A double is the same as two singles. The levels can be completely sealed off. I have a double critter nation and use it as two separate cages. You'll just need to order a second bottom level pan for the top and it's perfectly fine. It's not expensive and can be ordered with the cage so they come in at the same time.


----------



## jennaisrad (Jun 19, 2011)

I will definitely be putting barriers around the levels, already got that covered in my current cage, and I have barriers on the ramps. From most of the reviews I've read these come with ramp covers as to save their little feet from the ramps, but I will probably look into some sort of tunnel type thing. 
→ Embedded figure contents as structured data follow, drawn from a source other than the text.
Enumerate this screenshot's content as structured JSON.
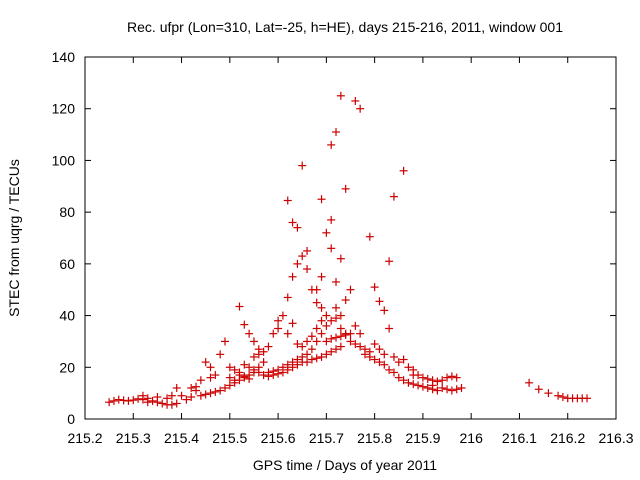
{
  "chart_data": {
    "type": "scatter",
    "title": "Rec. ufpr (Lon=310, Lat=-25, h=HE), days 215-216, 2011, window 001",
    "xlabel": "GPS time / Days of year 2011",
    "ylabel": "STEC from uqrg / TECUs",
    "xlim": [
      215.2,
      216.3
    ],
    "ylim": [
      0,
      140
    ],
    "x_ticks": [
      "215.2",
      "215.3",
      "215.4",
      "215.5",
      "215.6",
      "215.7",
      "215.8",
      "215.9",
      "216",
      "216.1",
      "216.2",
      "216.3"
    ],
    "y_ticks": [
      "0",
      "20",
      "40",
      "60",
      "80",
      "100",
      "120",
      "140"
    ],
    "grid": false,
    "marker": "+",
    "color": "#cc0000",
    "series": [
      {
        "points": [
          [
            215.25,
            6.5
          ],
          [
            215.26,
            7
          ],
          [
            215.27,
            7.5
          ],
          [
            215.28,
            7.2
          ],
          [
            215.29,
            7
          ],
          [
            215.3,
            7.3
          ],
          [
            215.31,
            7.8
          ],
          [
            215.32,
            7.5
          ],
          [
            215.32,
            9
          ],
          [
            215.33,
            8
          ],
          [
            215.34,
            7
          ],
          [
            215.35,
            6.5
          ],
          [
            215.36,
            6
          ],
          [
            215.37,
            5.5
          ],
          [
            215.38,
            5.5
          ],
          [
            215.39,
            6
          ],
          [
            215.33,
            6.5
          ],
          [
            215.35,
            8.5
          ],
          [
            215.37,
            8
          ],
          [
            215.38,
            9
          ],
          [
            215.39,
            12
          ],
          [
            215.4,
            9
          ],
          [
            215.41,
            7.5
          ],
          [
            215.42,
            8.5
          ],
          [
            215.42,
            12
          ],
          [
            215.43,
            11
          ],
          [
            215.44,
            9
          ],
          [
            215.45,
            9.5
          ],
          [
            215.46,
            10
          ],
          [
            215.47,
            10.5
          ],
          [
            215.48,
            11
          ],
          [
            215.49,
            12
          ],
          [
            215.43,
            12.5
          ],
          [
            215.45,
            22
          ],
          [
            215.46,
            20
          ],
          [
            215.47,
            17
          ],
          [
            215.48,
            25
          ],
          [
            215.49,
            30
          ],
          [
            215.44,
            15
          ],
          [
            215.46,
            16
          ],
          [
            215.5,
            13
          ],
          [
            215.51,
            14
          ],
          [
            215.52,
            15
          ],
          [
            215.53,
            16
          ],
          [
            215.54,
            17
          ],
          [
            215.55,
            18
          ],
          [
            215.56,
            18
          ],
          [
            215.57,
            17
          ],
          [
            215.5,
            20
          ],
          [
            215.51,
            19
          ],
          [
            215.52,
            18
          ],
          [
            215.53,
            21
          ],
          [
            215.54,
            20
          ],
          [
            215.55,
            24
          ],
          [
            215.56,
            25
          ],
          [
            215.57,
            26
          ],
          [
            215.5,
            16
          ],
          [
            215.51,
            15
          ],
          [
            215.52,
            17
          ],
          [
            215.53,
            16.5
          ],
          [
            215.54,
            15.5
          ],
          [
            215.55,
            19
          ],
          [
            215.56,
            20
          ],
          [
            215.57,
            22
          ],
          [
            215.52,
            43.5
          ],
          [
            215.53,
            36.5
          ],
          [
            215.54,
            33
          ],
          [
            215.55,
            30
          ],
          [
            215.56,
            27
          ],
          [
            215.58,
            28
          ],
          [
            215.59,
            33
          ],
          [
            215.6,
            35
          ],
          [
            215.58,
            18
          ],
          [
            215.59,
            18.5
          ],
          [
            215.6,
            19
          ],
          [
            215.61,
            20
          ],
          [
            215.62,
            21
          ],
          [
            215.63,
            22
          ],
          [
            215.64,
            23
          ],
          [
            215.65,
            24
          ],
          [
            215.58,
            16.5
          ],
          [
            215.59,
            17
          ],
          [
            215.6,
            17.5
          ],
          [
            215.61,
            18
          ],
          [
            215.62,
            19
          ],
          [
            215.63,
            20
          ],
          [
            215.64,
            21
          ],
          [
            215.65,
            22
          ],
          [
            215.6,
            38
          ],
          [
            215.61,
            40
          ],
          [
            215.62,
            47
          ],
          [
            215.63,
            55
          ],
          [
            215.64,
            60
          ],
          [
            215.65,
            63
          ],
          [
            215.66,
            65
          ],
          [
            215.62,
            84.5
          ],
          [
            215.63,
            76
          ],
          [
            215.64,
            74
          ],
          [
            215.65,
            98
          ],
          [
            215.66,
            58
          ],
          [
            215.67,
            50
          ],
          [
            215.68,
            45
          ],
          [
            215.69,
            43
          ],
          [
            215.7,
            40
          ],
          [
            215.62,
            33
          ],
          [
            215.63,
            37
          ],
          [
            215.64,
            29
          ],
          [
            215.65,
            28
          ],
          [
            215.66,
            30
          ],
          [
            215.67,
            32
          ],
          [
            215.68,
            35
          ],
          [
            215.69,
            38
          ],
          [
            215.66,
            22
          ],
          [
            215.67,
            23
          ],
          [
            215.68,
            23.5
          ],
          [
            215.69,
            24
          ],
          [
            215.7,
            25
          ],
          [
            215.71,
            26
          ],
          [
            215.72,
            27
          ],
          [
            215.73,
            28
          ],
          [
            215.66,
            25
          ],
          [
            215.67,
            27
          ],
          [
            215.68,
            30
          ],
          [
            215.69,
            33
          ],
          [
            215.7,
            36
          ],
          [
            215.71,
            38
          ],
          [
            215.72,
            39
          ],
          [
            215.73,
            40
          ],
          [
            215.68,
            50
          ],
          [
            215.69,
            55
          ],
          [
            215.7,
            72
          ],
          [
            215.71,
            77
          ],
          [
            215.71,
            66
          ],
          [
            215.72,
            53
          ],
          [
            215.69,
            85
          ],
          [
            215.71,
            106
          ],
          [
            215.72,
            111
          ],
          [
            215.73,
            125
          ],
          [
            215.76,
            123
          ],
          [
            215.77,
            120
          ],
          [
            215.74,
            89
          ],
          [
            215.73,
            62
          ],
          [
            215.75,
            50
          ],
          [
            215.74,
            46
          ],
          [
            215.72,
            43
          ],
          [
            215.73,
            35
          ],
          [
            215.74,
            33
          ],
          [
            215.75,
            30
          ],
          [
            215.76,
            29
          ],
          [
            215.77,
            28
          ],
          [
            215.78,
            27
          ],
          [
            215.79,
            26
          ],
          [
            215.7,
            30
          ],
          [
            215.71,
            31
          ],
          [
            215.72,
            31.5
          ],
          [
            215.73,
            32
          ],
          [
            215.74,
            32.5
          ],
          [
            215.75,
            33
          ],
          [
            215.76,
            36
          ],
          [
            215.77,
            33
          ],
          [
            215.79,
            70.5
          ],
          [
            215.8,
            51
          ],
          [
            215.81,
            45.5
          ],
          [
            215.82,
            42
          ],
          [
            215.83,
            61
          ],
          [
            215.84,
            86
          ],
          [
            215.86,
            96
          ],
          [
            215.83,
            35
          ],
          [
            215.78,
            25
          ],
          [
            215.79,
            24
          ],
          [
            215.8,
            23
          ],
          [
            215.81,
            22
          ],
          [
            215.82,
            21
          ],
          [
            215.83,
            19
          ],
          [
            215.84,
            18
          ],
          [
            215.85,
            16
          ],
          [
            215.8,
            29
          ],
          [
            215.81,
            27
          ],
          [
            215.82,
            25
          ],
          [
            215.84,
            24
          ],
          [
            215.85,
            22
          ],
          [
            215.86,
            23
          ],
          [
            215.87,
            20
          ],
          [
            215.88,
            17
          ],
          [
            215.86,
            15
          ],
          [
            215.87,
            14
          ],
          [
            215.88,
            13.5
          ],
          [
            215.89,
            13
          ],
          [
            215.9,
            12.5
          ],
          [
            215.91,
            12
          ],
          [
            215.92,
            11.5
          ],
          [
            215.93,
            11
          ],
          [
            215.88,
            19
          ],
          [
            215.89,
            17
          ],
          [
            215.9,
            16
          ],
          [
            215.91,
            15.5
          ],
          [
            215.92,
            15
          ],
          [
            215.93,
            14.5
          ],
          [
            215.94,
            15
          ],
          [
            215.95,
            16
          ],
          [
            215.94,
            12
          ],
          [
            215.95,
            11.5
          ],
          [
            215.96,
            11
          ],
          [
            215.97,
            11.5
          ],
          [
            215.98,
            12
          ],
          [
            215.96,
            16.5
          ],
          [
            215.97,
            16
          ],
          [
            215.92,
            13
          ],
          [
            216.12,
            14
          ],
          [
            216.14,
            11.5
          ],
          [
            216.16,
            10
          ],
          [
            216.18,
            9
          ],
          [
            216.19,
            8.5
          ],
          [
            216.2,
            8
          ],
          [
            216.21,
            8
          ],
          [
            216.22,
            8
          ],
          [
            216.23,
            8
          ],
          [
            216.24,
            8
          ]
        ]
      }
    ]
  }
}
As far as heating goes, this is actually my first winter in my new place so I will have to get something to heat her cage. The house I lived in before was always pretty comfortable, never had any issues with temperature for her. I'll have to invest in a couple CHE's but I'm thinking that won't be too much work.

This will actually be her fourth cage in two years; I want her to have more space since she doesn't get as much free roaming time in her playpen as she did when I only worked one job. She loves to explore, I'm hoping with a big cage I can change things up for her more often. I also want to be able to fit her dig box in there, she can't get enough of it. 

Like I mentioned, I got her current cage for free and I HATE IT. The only good thing is that there is way more space than her previous cages. It's just a beast to keep clean and rearrange. I like the wide opening doors on the Ferret Nation and I REALLY like the price, might have to spend my Chicago money on this before they make it too expensive.


----------



## akane (Jan 2, 2013)

I have FNs for my chins and I was thinking of FNs or critter nations (smaller wire spacing, more vertical wires, slightly bigger space). I wasn't going to give them levels though. In fact I thought about putting a full length divider where that shelf is and making each FN or CN level hold 2 hedgehogs. I have 12 plus hoglets though and I'm looking for a good way to get them out of bins and house them well in a given space. I found some 9" wheels that would fit although the small size does cause a few problems for big hedgies. One wall does have cages with a 30" depth and various width which fit the bigger hedgies and their full size carolina storm wheels.


----------